Indigenous Peoples Specialty Group

Selected Sponsored sessions,
Association of American Geographers
2003 Annual Meeting,
New Orleans

RDK Herman, Towson University


"The World is Flat: Geography, Modernity and Disenchantment"


When the 17th-century struggle between Church and Science was resolved by stripping Nature of purposefulness, an atomized, inanimate and mechanistic universe became our legacy. A paradigm of potent but superficial explanatory power, the mechanistic view served new discourses of economic exploitation--of both nature and colonized peoples.

With 20th century advances in physics, the mechanistic worldview should have lost its hegemonic grip on Western consciousness. Laying bare its ideological roots should likewise have undermined its tenacity. But even while the mechanistic paradigm has reached a dead end in modernist cultures of consumption, global capitalism, and environmental decay, its gate-keeping power remains.

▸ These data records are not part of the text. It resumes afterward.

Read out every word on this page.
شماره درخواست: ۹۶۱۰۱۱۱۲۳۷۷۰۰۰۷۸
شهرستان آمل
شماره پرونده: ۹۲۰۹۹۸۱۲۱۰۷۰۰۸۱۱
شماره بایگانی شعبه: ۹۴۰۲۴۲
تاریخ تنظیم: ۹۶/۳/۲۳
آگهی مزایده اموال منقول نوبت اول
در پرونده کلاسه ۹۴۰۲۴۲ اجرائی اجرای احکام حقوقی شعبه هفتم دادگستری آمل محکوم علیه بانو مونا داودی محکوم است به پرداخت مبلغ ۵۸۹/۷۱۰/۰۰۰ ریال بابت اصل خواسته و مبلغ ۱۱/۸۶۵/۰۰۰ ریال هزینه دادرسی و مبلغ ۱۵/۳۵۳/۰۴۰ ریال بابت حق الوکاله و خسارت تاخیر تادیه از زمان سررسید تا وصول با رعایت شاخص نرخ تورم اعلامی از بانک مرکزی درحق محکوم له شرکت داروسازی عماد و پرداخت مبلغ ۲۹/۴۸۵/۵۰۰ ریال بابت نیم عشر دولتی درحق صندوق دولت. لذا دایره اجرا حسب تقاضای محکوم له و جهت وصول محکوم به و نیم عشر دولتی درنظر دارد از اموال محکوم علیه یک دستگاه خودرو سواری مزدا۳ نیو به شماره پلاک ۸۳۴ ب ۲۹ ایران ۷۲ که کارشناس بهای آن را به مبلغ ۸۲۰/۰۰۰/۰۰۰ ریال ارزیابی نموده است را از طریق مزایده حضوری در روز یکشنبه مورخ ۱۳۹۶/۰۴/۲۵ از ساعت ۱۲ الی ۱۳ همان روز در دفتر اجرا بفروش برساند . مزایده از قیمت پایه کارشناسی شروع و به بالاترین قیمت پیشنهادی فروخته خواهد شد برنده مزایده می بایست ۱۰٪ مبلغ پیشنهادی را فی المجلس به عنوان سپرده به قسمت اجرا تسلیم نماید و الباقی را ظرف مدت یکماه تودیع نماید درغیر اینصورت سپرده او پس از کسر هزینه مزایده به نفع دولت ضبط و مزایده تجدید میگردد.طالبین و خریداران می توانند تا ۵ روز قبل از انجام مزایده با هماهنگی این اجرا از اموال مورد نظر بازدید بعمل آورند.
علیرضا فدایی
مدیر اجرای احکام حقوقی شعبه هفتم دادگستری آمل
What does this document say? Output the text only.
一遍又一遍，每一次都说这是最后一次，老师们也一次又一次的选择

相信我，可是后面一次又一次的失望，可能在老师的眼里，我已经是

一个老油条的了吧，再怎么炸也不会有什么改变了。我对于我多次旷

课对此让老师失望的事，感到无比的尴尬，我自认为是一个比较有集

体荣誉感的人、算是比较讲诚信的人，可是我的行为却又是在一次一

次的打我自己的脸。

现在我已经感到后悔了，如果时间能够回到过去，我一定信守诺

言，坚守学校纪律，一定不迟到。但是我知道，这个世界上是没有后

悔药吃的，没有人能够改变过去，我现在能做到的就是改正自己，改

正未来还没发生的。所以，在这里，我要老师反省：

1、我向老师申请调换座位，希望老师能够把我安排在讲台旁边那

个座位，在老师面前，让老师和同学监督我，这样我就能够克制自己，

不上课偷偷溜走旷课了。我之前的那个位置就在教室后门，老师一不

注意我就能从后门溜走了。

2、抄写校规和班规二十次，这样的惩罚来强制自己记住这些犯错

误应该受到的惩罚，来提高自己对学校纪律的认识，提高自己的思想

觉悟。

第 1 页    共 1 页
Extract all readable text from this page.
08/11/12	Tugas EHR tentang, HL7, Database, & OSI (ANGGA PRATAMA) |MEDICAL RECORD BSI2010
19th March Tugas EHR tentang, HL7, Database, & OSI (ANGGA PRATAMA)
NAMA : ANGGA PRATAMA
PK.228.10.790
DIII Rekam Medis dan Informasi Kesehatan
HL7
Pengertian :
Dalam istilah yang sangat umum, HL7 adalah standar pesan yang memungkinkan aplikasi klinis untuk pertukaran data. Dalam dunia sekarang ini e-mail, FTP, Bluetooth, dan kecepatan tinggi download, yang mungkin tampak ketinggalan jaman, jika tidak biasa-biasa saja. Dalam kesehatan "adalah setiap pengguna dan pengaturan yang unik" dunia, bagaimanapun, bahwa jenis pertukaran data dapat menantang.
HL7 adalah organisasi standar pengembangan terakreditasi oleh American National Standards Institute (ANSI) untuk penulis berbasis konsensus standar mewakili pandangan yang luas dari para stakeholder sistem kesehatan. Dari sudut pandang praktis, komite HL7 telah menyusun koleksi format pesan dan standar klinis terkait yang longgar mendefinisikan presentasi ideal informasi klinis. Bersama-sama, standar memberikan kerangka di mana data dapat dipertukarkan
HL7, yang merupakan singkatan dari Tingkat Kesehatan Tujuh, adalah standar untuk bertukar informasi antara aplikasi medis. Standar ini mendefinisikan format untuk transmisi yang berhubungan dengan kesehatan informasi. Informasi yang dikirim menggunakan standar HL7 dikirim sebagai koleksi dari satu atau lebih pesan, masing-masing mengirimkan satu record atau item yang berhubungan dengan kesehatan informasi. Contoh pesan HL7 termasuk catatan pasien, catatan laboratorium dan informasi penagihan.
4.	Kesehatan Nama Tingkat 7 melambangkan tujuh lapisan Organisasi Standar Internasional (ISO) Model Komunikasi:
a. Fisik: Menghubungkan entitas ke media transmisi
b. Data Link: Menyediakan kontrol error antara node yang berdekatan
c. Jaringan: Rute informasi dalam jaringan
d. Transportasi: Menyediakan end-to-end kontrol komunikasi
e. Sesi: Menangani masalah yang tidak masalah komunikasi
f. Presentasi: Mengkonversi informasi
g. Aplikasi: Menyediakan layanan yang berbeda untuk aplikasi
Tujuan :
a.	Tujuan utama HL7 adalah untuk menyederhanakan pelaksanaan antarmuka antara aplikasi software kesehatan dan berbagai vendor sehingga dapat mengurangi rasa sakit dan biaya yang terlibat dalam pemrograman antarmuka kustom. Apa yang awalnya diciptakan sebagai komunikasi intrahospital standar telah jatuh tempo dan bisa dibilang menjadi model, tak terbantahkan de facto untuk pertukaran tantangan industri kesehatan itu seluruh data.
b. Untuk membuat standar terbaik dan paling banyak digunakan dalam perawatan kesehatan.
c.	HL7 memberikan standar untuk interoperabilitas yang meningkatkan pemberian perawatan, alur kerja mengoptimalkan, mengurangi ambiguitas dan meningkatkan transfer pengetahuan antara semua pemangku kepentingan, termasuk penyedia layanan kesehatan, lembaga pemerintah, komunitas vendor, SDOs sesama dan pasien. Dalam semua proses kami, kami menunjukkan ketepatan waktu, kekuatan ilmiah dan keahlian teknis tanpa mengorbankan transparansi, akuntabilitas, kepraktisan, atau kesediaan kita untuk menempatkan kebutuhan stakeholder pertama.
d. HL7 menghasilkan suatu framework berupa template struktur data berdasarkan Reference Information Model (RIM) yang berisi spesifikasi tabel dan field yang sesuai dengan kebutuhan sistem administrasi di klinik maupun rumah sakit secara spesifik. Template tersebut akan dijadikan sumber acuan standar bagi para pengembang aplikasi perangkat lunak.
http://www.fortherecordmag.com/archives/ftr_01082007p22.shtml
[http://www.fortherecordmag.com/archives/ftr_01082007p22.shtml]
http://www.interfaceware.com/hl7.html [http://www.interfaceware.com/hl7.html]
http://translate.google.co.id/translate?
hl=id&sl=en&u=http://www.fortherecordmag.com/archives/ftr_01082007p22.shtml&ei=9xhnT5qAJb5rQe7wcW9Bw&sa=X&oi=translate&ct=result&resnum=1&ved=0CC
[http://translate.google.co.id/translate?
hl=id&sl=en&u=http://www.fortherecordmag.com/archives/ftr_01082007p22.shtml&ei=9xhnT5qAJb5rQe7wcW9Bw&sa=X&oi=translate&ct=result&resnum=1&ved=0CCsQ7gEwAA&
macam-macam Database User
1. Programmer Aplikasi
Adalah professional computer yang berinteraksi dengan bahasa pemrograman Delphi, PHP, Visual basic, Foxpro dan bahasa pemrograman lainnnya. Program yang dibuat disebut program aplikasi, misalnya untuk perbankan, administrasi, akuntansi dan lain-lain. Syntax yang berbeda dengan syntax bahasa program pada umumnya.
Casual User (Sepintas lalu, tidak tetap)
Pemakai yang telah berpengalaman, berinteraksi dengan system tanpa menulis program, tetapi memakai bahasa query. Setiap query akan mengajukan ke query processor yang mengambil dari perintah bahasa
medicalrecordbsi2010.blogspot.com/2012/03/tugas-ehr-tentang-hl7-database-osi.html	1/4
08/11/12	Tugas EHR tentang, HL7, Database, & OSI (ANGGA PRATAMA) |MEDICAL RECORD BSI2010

This paper considers the historical complicity of Geography with this dis-enchanted worldview by examining Geographic texts on the Hawaiian Islands since 1779. Geographic discourses are linked to the relationship between science and religion, fueled by the commodification of land and the rise of market economics.
As mechanism is a hallmark of modernity, a post-modern Geography need not follow in this confined track. Geographers are already challenging other discourses of power. With its mutually human and environmental focus, Geography is in an optimal position for re-exploring the enchantment of the world.